Dem lawmaker, primary challenger: It’s ‘delusional’ to think Biden can beat Trump

White House challenger lobbed a reality check at support for incumbent suggesting belief he can beat former President Donald Trump again is “delusional.”

Dousing more cold water on the campaign than the supposed polar plunge President Joe Biden was said to have recently participated in, primary opponent outgoing Minnesota Rep. Dean Phillips, looked no further than polling to suggest re-election hopes had sunk the chief executive.

“As a member of House Democratic Leadership, I supported and promoted the Biden agenda,” posted the congressman on X suggesting his bona fides. “I campaigned for him, voted for him, and respect him. But how can anyone read this and conclude he’s positioned to defeat Donald Trump? It’s delusional.”

Image via X

The Saturday morning social media commentary linked to an article from Politico wherein the New York Times/Siena College polls with Trump trouncing Biden in key battleground states were raised alongside NBC News polling indicating that the former president may be pulling past the incumbent in favorability among younger voters.

Also presented were the lingering concerns over third-party candidates like environmental lawyer Robert F. Kennedy Jr., Green Party favorite Jill Stein, activist professor Cornel West and a potential late-entry from outgoing West Virginia Sen. Joe Manchin (D).

Justifying his own run for the nomination alongside author Marianne Williamson, Phillips had told CNN earlier in November, “[Biden’s] approval numbers are historically low, rivaling only Jimmy Carter, who got slaughtered, of course, in that election. [Carter] had a Democratic primary challenger because he was going to get slaughtered in the election.”

Frontrunner rhetoric has consistently been to look ahead at the 2024 general election and Democratic talking heads had done just that in rejecting negativity surrounding the Biden campaign.

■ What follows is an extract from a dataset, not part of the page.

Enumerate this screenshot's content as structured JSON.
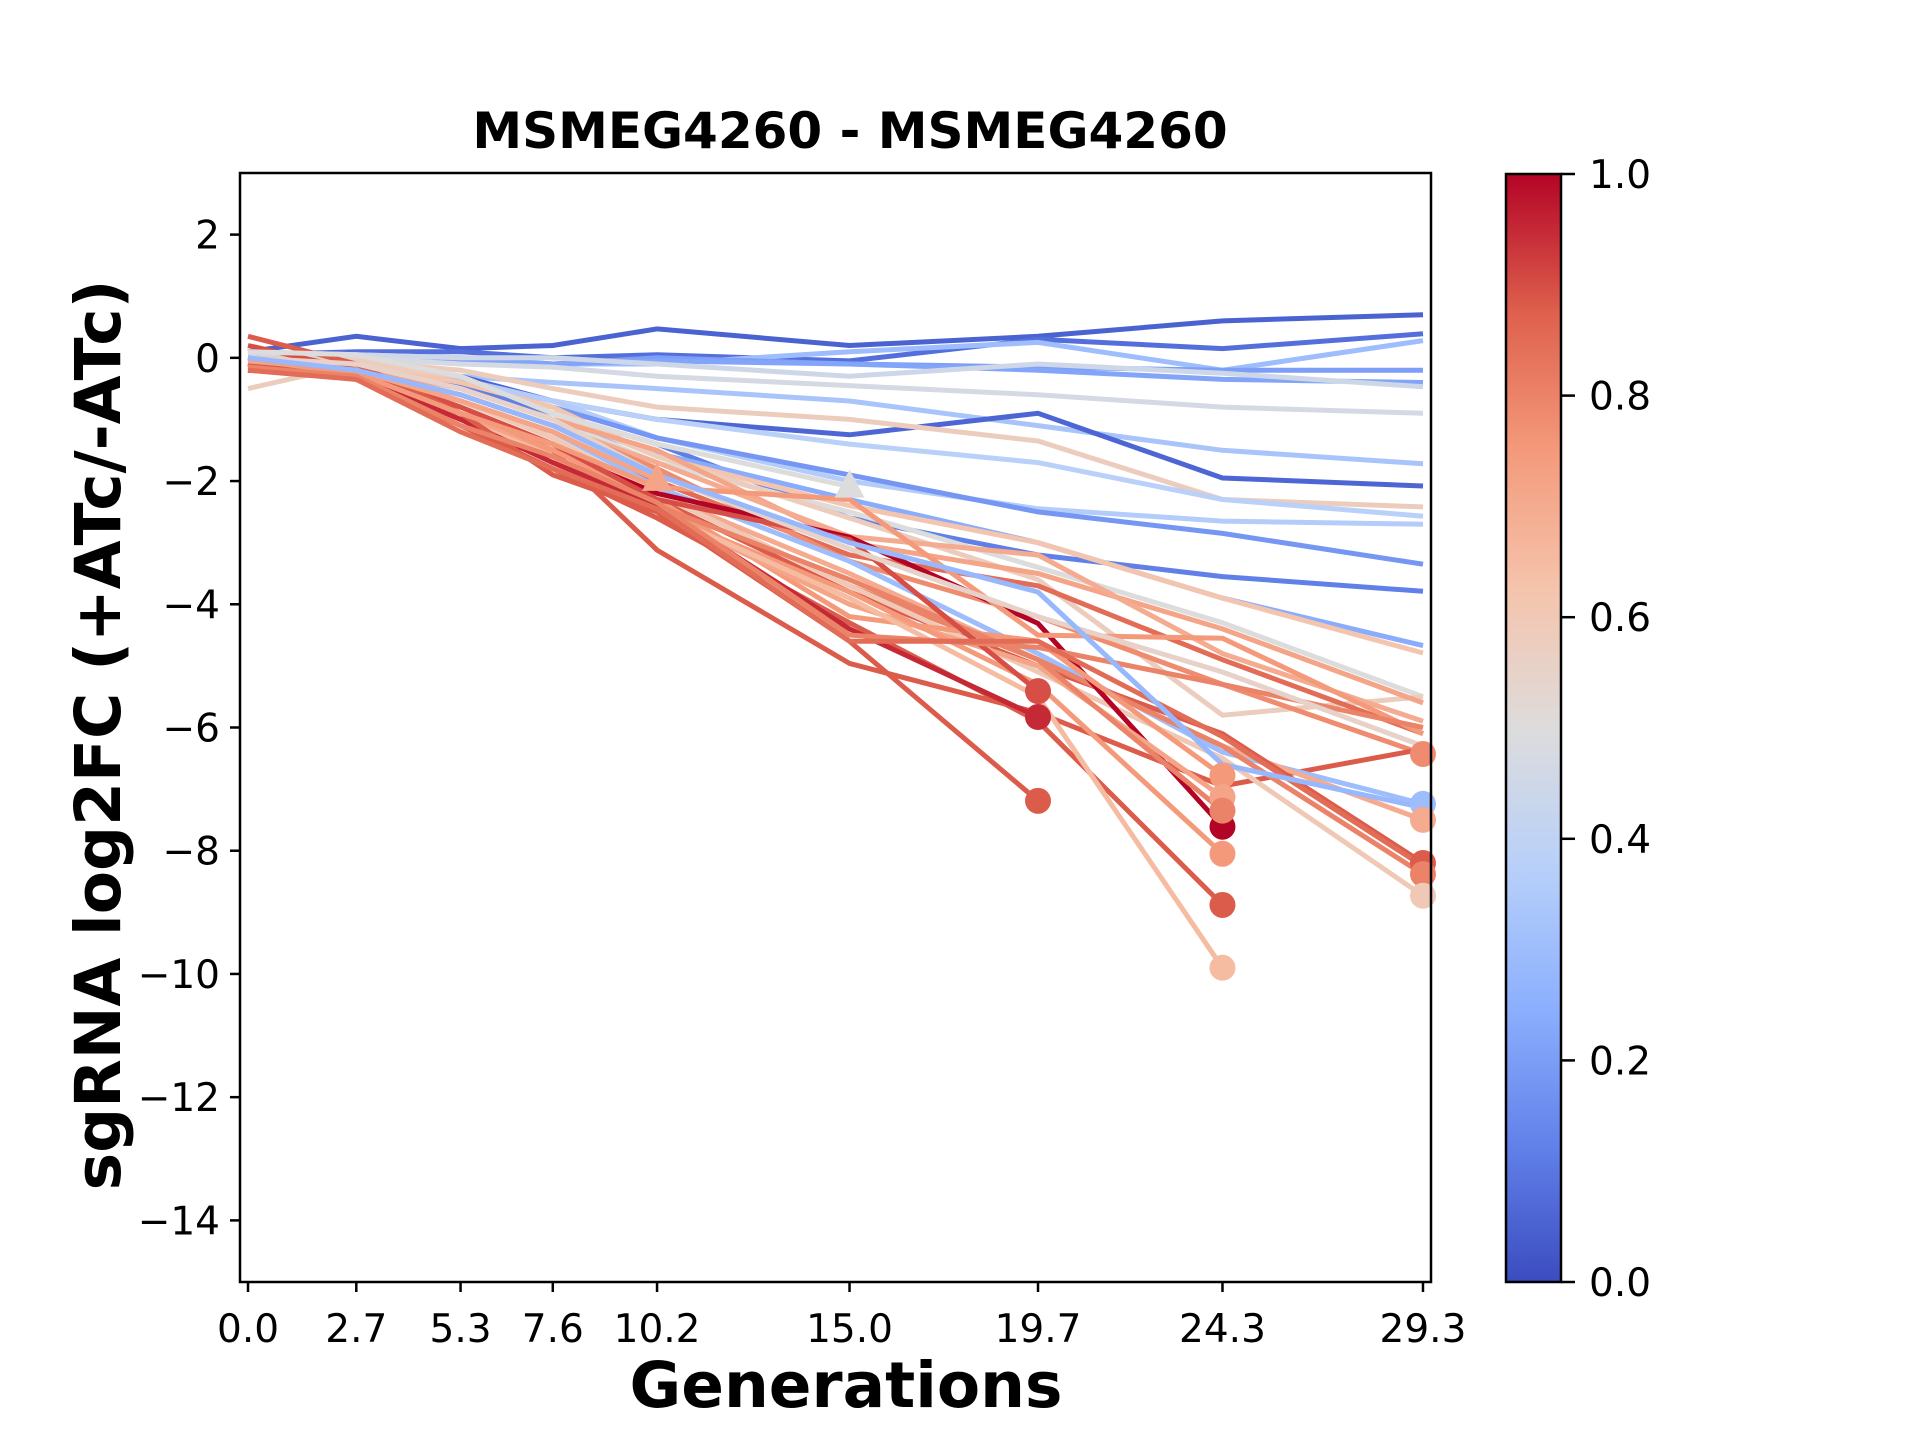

As had been reported, prominent party figures like former House Democratic Caucus chair and former New York Rep. Joe Crowley as well as former South Dakota Sen. Tom Daschle had spoken out against giving voice to anemic favorability so far out from election day.

“We gotta pipe down the moaning and groaning and all the whining,” said Crowley, himself ousted after being primaried by now-New York Rep. Alexandria Ocasio-Cortez. “There’s too much of that. I think that leaches into the psyche of the voters as well. That’s got to stop and I think at this point, you’ll start to see Biden’s numbers improve, certainly amongst Democrats, but I think voter-wide they’ll start to improve.”

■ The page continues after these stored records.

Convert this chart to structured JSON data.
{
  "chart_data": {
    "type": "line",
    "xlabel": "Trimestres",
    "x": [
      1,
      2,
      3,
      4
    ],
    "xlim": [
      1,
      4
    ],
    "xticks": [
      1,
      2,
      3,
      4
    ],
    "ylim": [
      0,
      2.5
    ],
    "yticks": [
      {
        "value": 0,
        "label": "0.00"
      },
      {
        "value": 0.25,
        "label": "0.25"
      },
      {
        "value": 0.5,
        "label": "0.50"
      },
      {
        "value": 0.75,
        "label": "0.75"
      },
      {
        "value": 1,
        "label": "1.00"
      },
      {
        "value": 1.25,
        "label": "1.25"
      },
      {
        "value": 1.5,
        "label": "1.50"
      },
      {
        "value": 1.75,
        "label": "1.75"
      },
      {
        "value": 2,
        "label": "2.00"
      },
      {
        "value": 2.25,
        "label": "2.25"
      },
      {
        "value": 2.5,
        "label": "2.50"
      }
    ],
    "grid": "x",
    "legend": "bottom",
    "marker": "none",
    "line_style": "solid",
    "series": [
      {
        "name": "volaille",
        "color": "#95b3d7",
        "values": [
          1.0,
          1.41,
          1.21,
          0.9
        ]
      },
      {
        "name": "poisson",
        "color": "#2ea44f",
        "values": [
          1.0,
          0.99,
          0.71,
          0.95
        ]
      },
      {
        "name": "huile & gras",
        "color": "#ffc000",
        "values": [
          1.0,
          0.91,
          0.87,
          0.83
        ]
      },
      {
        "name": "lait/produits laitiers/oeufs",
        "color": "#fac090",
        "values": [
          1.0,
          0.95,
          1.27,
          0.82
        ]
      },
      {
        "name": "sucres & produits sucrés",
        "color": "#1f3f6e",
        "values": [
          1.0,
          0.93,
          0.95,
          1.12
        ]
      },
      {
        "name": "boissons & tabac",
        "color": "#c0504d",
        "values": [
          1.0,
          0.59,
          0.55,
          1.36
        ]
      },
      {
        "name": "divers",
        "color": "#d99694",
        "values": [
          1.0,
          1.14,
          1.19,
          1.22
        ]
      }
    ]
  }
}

Meanwhile, the White House appeared to troll Phillips after his announcement that he was all-in for his own presidential run, revealing that he would not be seeking re-election for his current seat, with the reaction, “Congressman Phillips has voted for nearly 100% of President Biden’s policies, and the President will miss his support for the Biden-Harris legislative agenda.”

Others shared a similar sentiment to Democratic insiders as many contended that Phillips’ campaign would only hurt the incumbent in the long-term.